Your partners’ memory of a fight is how that fight felt to them, and your insistence on what you imagine is factual accuracy is unlikely to help you repair. Accepting their feelings about it is one of the first steps in the repair process.

 

Attempt to repair and accept your partner’s attempts. Whether or not couples fight is ultimately irrelevant; what keeps couples together is the ability to repair. Repair can be almost anything (5). It can involve a long conversation in which the couple discusses their issue again calmly and gently, acting like their own therapist. It can be a sheepish smile and a simple “I’m sorry,” that is accepted with a head nod. A simple smile can be a repair attempt. It can also involve no words at all. It may be as simple as one partner walking into the kitchen as the other partner is washing the dishes: one partner grabs the drying towel and approaches; the other partner quietly passes them a plate, which they dry and place in the cupboard; then another plate; then another. The balance is restored. It can be as simple as one partner gently touching the hand of the other partner. The partner touched considers the gesture for a second, takes a deep breath, reciprocates. “I’ll make us a cup of tea, ya?” “I’d like that,” the other replies. An indication that togetherness continues, that affection can survive.

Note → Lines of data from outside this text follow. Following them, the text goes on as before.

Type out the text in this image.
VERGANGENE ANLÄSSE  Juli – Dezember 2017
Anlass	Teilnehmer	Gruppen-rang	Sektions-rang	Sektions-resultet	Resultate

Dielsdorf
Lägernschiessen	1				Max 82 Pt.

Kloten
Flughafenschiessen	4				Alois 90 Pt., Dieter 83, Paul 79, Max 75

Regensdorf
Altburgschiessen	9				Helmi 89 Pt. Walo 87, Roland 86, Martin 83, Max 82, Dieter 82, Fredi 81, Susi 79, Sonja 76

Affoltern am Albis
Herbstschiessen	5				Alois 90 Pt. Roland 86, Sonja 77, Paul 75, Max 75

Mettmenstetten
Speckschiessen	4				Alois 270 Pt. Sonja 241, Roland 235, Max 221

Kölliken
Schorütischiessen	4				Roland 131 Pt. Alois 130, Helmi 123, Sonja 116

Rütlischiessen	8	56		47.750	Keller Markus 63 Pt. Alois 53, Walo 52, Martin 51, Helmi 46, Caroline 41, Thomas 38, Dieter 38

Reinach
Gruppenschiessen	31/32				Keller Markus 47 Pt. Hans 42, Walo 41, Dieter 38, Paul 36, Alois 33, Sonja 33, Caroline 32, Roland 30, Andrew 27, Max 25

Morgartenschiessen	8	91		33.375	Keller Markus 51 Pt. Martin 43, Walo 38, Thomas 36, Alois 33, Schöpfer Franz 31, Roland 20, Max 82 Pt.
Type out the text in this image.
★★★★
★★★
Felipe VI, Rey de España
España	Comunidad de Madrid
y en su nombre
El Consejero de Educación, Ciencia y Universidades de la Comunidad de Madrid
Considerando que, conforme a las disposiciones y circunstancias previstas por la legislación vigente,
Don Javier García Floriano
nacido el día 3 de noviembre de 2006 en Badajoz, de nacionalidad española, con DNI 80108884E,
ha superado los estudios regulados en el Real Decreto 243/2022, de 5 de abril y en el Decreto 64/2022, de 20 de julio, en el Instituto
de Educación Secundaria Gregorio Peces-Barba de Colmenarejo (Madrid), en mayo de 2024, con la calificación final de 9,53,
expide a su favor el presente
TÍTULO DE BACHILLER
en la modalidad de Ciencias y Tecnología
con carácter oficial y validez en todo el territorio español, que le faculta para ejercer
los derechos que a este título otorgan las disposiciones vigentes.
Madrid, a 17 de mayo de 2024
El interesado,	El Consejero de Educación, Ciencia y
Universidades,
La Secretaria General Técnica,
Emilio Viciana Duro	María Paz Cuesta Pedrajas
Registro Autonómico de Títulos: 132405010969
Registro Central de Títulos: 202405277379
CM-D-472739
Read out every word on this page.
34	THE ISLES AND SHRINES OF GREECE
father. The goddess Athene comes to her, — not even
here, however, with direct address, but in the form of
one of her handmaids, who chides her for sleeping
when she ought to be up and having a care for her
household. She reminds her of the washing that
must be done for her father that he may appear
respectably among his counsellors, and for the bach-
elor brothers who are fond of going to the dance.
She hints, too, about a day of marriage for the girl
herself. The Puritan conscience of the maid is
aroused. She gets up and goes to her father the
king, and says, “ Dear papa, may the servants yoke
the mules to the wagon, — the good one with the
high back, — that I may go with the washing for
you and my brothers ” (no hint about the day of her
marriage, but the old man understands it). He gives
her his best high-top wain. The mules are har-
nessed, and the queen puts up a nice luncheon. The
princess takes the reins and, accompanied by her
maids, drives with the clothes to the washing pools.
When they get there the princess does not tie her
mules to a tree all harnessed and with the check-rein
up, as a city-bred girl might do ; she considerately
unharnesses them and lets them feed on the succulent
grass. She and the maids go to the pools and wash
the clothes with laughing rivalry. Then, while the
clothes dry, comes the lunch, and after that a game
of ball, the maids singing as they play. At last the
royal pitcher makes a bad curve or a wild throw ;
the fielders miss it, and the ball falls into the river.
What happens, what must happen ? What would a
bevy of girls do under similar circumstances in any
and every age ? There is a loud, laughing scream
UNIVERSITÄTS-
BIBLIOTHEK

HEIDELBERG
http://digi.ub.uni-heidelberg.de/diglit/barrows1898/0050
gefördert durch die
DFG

I think sometimes couples think that every repair must be a long, drawn-out therapy session. Or that it must involve scripted exchanges including specific words said in a specific way. The truth is that a repair is about intention, intention expressed, and intention received. If you are the partner making the attempt, I suggest first giving your partner some time to cool down, at least 30 minutes after the fight has ended. After that, approach in a gentle, intentional way. Each partner gets to make the decision if they will accept the repair attempt. Refusing a repair attempt will distance you from your partner. Accepting a repair attempt will bring you back closer. A couples therapist can help you process regrettable incidents and repair; they can also help you look at how your communication may get in the way, and help you strategize better ways of communicating.

 

 

 

 

References:

1, 2, 5 Gottman, J. M. (1999). The marriage clinic: a scientifically-based marital therapy. New York: W.W. Norton & Company.

3 Bridge, D. J. & Paller, K. A. (2012). Neural correlates of reactivation and retrieval induced distortion. The Journal of Neuroscience, 32(35), pp. 12144-12151.

4 Didion, J. (1968). Slouching towards Bethlehem. New York: Farrar, Straus and Giroux.